Some argue Tasers are not fatal, while others point out that hundreds of people have died after a confrontation in which a Taser was used.
"Since June 2001, more than 290 individuals in the United States have died after being struck by police Taser," according to a statement on the Amnesty International Web site. "Amnesty International is concerned that Tasers are being used as tools of routine force rather than as weapons of last resort. Rigorous, independent, impartial study of their use and effects is urgently needed."
However, statements like those concern Taser Inc., because the company says they're taken out of context.
"It's misleading and inflammatory," Taser spokesman Tuttle said. "The public thinks, 'Wow, another death caused by Taser.' But wait six weeks, six months ... find out what the medical examiner says and get cleared. We'd say that it was a very tragic event, but it had nothing to do with the Taser."
He said Amnesty quotes such high numbers of Taser-related deaths because they don't account for deaths that are medically cleared to have been caused by something other than a Taser — possibly excited delirium, drug overdoses or underlying health problems.
Deseret News records show two Utah deaths after Taser use since 1987: a Salt Lake City man in 2006 and a Springville man in 2004.
In the 2004 case, a medical examiner concluded the man died of "excited delirium due to acute ephedrine intoxication."
Excited delirium is most often brought on by drug use, illness, head trauma or psychosis, marked by erratic actions, racing pulse, profuse sweating, disrobing, superhuman strength and imperviousness to pain, plus core body temperatures as high as 106 degrees, Randall explained to his class at the jail.
And once the body reaches a certain temperature, the organs start irreversibly shutting down. At that point, an individual will most likely die, regardless of Taser use. However, if one is used, questions arise.
"The question is can the Taser, does the Taser push people over the edge," Strote said. "Research hasn't provided a definitive answer to that."
Plus, "excited delirium" is still not accepted by some medical professionals as a legitimate medical condition.
"Medical research has a responsibility, too. It needs to start studying excited delirium," Tuttle said. "Just because it's not a billing code doesn't mean it doesn't exist. A gunshot wound is not listed as a billing code, but that doesn't mean it doesn't exist."
However, medical officials aren't on scene when a Taser is used on a crazed suspect, so they can't take immediate blood samples or note behaviors indicative of excited delirium, Strote said.
An individual's medical history and drug habits also affect responses to a Taser.

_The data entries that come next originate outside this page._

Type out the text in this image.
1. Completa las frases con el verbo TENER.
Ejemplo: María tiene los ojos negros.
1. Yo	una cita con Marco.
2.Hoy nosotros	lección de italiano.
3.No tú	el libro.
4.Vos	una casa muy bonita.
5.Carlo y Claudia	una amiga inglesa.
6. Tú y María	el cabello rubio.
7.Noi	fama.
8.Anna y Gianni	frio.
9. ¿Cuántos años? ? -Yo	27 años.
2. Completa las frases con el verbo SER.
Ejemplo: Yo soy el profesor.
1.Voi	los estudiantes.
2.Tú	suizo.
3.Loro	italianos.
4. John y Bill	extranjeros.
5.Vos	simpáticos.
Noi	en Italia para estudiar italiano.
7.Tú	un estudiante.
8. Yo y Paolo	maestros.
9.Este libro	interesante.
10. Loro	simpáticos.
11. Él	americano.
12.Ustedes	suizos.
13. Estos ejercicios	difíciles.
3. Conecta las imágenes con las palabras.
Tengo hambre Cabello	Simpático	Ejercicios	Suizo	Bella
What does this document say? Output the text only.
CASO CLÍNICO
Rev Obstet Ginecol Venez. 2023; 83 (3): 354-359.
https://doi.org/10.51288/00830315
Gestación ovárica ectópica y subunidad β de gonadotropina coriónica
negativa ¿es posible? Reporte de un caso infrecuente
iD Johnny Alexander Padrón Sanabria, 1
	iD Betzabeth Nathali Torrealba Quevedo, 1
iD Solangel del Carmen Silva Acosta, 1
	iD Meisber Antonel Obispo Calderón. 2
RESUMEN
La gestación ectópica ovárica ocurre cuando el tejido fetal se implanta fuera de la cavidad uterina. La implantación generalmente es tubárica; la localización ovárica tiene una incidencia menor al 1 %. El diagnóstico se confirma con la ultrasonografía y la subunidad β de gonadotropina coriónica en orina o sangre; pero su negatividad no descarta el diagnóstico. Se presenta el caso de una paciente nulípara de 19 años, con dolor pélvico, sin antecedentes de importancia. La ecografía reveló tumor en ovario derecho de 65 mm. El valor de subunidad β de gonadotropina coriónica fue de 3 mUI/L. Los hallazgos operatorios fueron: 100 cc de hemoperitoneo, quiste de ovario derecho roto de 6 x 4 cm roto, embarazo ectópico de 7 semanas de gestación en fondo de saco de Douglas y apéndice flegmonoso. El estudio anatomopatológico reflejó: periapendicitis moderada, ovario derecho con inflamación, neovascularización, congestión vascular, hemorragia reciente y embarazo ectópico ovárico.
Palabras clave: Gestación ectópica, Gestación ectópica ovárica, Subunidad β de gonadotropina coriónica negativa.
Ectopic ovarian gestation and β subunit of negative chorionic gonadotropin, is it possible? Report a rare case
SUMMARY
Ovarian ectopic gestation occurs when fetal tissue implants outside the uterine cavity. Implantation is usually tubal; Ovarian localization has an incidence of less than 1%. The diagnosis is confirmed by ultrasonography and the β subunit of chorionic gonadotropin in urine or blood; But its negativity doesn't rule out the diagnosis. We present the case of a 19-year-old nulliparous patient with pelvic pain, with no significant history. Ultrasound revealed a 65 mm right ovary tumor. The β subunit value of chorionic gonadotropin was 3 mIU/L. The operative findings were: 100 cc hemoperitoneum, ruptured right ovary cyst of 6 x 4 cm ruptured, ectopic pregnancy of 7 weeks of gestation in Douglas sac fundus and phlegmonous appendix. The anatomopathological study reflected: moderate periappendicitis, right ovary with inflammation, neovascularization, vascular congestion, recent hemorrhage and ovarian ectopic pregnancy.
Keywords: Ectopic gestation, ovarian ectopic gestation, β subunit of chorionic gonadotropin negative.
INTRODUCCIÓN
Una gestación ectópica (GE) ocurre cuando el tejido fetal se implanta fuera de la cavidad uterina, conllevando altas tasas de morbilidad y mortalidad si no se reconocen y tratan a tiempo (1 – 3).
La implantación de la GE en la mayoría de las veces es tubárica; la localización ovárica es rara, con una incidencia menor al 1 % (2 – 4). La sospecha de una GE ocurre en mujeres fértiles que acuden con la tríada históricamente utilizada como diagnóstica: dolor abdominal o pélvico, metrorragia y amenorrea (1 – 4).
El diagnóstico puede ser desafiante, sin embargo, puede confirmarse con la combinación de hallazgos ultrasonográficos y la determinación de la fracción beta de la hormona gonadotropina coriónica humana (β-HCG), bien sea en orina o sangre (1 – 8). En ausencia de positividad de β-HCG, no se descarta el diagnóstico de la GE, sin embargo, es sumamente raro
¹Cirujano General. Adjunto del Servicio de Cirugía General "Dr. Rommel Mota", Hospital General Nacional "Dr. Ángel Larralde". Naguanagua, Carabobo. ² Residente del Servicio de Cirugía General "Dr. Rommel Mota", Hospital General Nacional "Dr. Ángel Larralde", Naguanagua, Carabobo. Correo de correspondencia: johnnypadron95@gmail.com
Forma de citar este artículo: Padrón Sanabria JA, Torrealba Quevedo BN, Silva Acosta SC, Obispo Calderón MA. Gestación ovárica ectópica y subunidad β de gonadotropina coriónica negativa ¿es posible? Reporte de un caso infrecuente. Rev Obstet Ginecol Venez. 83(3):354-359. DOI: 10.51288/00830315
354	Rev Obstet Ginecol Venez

In Strote's study, based on medical examiner reports, he found that 20 of his 37 male subjects who died after a Taser was used had cardiovascular disease and 12 had either significant coronary artery disease or cardiomyopathy. Twenty-nine of the 37 subjects tested positive for illegal substances.
Excited delirium, heart disease or psychosis aside, many groups are calling for more studies of the potentially lethal tool, including Taser.
"Taser technology is not risk-free," Tuttle said. "You're using these in a use-of-force situation — it's inherently dangerous. But it's a safer use-of-force alternative, especially when you compare this to a baton strike, a kick, canine bite, punch. We're getting a better alternative for police."